ECLI:NL:RVS:2024:3550

Raad van State

Datum uitspraak
30 augustus 2024
Publicatiedatum
30 augustus 2024
Zaaknummer
202402624/3/A2
Instantie
Raad van State
Type
Uitspraak
Rechtsgebied
Bestuursrecht
Procedures
  • Voorlopige voorziening
Rechters
  • J.Th. Drop
Vindplaatsen
  • Rechtspraak.nl
AI samenvatting door LexboostAutomatisch gegenereerd

Afwijzing van een verzoek om voorlopige voorziening in een wrakingszaak tegen de secretaris van de Klachtencommissie Ongewenst Gedrag van de TU Delft

Op 30 augustus 2024 heeft de voorzieningenrechter van de Afdeling bestuursrechtspraak van de Raad van State uitspraak gedaan op een verzoek om het treffen van een voorlopige voorziening in een wrakingszaak. Het verzoeker, wonend in [woonplaats], had eerder een wrakingsverzoek ingediend tegen de secretaris van de Klachtencommissie Ongewenst Gedrag (KOG) van de Technische Universiteit Delft. Dit verzoek werd op 21 augustus 2023 afgewezen door de voorzitter van de KOG, die oordeelde dat de secretaris geen deel uitmaakt van de KOG en dat de Regeling klachten ongewenst gedrag van de TU Delft geen wrakingsprocedure voorziet. Hierop heeft de verzoeker een wrakingsverzoek ingediend tegen de voorzitter van de KOG, dat op 21 september 2023 eveneens werd afgewezen door het College van Bestuur (CvB).

Tegen de beslissing van het CvB om het bezwaar van de verzoeker niet-ontvankelijk te verklaren, heeft de verzoeker beroep ingesteld bij de Afdeling en verzocht om een voorlopige voorziening.

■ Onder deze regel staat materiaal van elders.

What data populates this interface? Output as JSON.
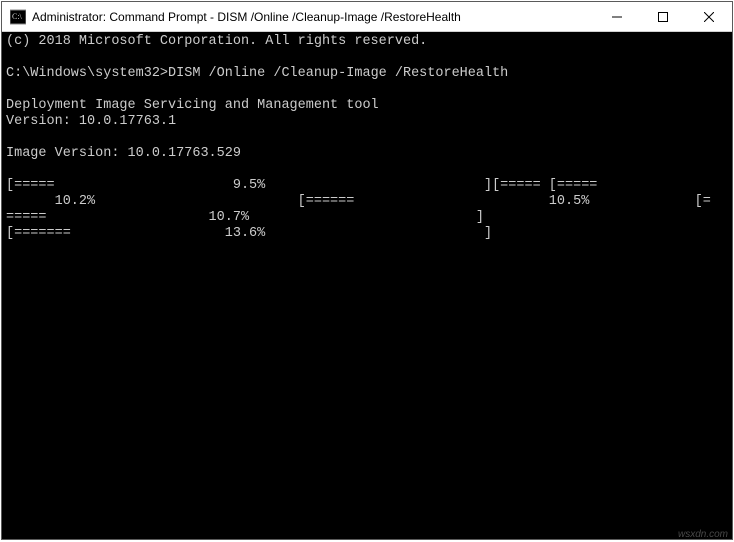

Tijdens de zitting op 29 augustus 2024 heeft de voorzieningenrechter het verzoek behandeld. De voorzieningenrechter oordeelde dat er geen spoedeisend belang was, aangezien de verzoeker al betrokken was bij andere beroepsprocedures, waaronder een gebouwverbod en de beëindiging van zijn inschrijving aan de TU Delft. De voorzieningenrechter concludeerde dat het verzoek om voorlopige voorziening moest worden afgewezen.

Uitspraak

202402624/3/A2.
Datum uitspraak: 30 augustus 2024
AFDELING
BESTUURSRECHTSPRAAK
Uitspraak van de voorzieningenrechter van de Afdeling bestuursrechtspraak van de Raad van State op een verzoek om het treffen van een voorlopige voorziening (artikel 8:81 van de Algemene wet bestuursrecht), hangende het  beroep van:
[verzoeker], wonend in [woonplaats],
verzoeker,
en
het College van Bestuur van de Technische Universiteit Delft respectievelijk de TU Delft).
Procesverloop
Bij beslissing van 21 augustus 2023 heeft de voorzitter van de Klachtencommissie Ongewenst Gedrag van de TU Delft (hierna: KOG) een wrakingsverzoek tegen de secretaris van de KOG afgewezen.
Bij beslissing van 21 september 2023 heeft het CvB een wrakingsverzoek tegen de voorzitter van de KOG afgewezen.
Bij beslissing van 20 februari 2024 heeft het CvB het door [verzoeker] tegen deze beslissingen gemaakte bezwaar niet-ontvankelijk verklaard.
Tegen deze beslissing heeft [verzoeker] beroep bij de Afdeling ingesteld en de voorzieningenrechter verzocht een voorlopige voorziening te treffen.
Het CvB heeft een verweerschrift ingediend.
[verzoeker] heeft nadere stukken ingediend.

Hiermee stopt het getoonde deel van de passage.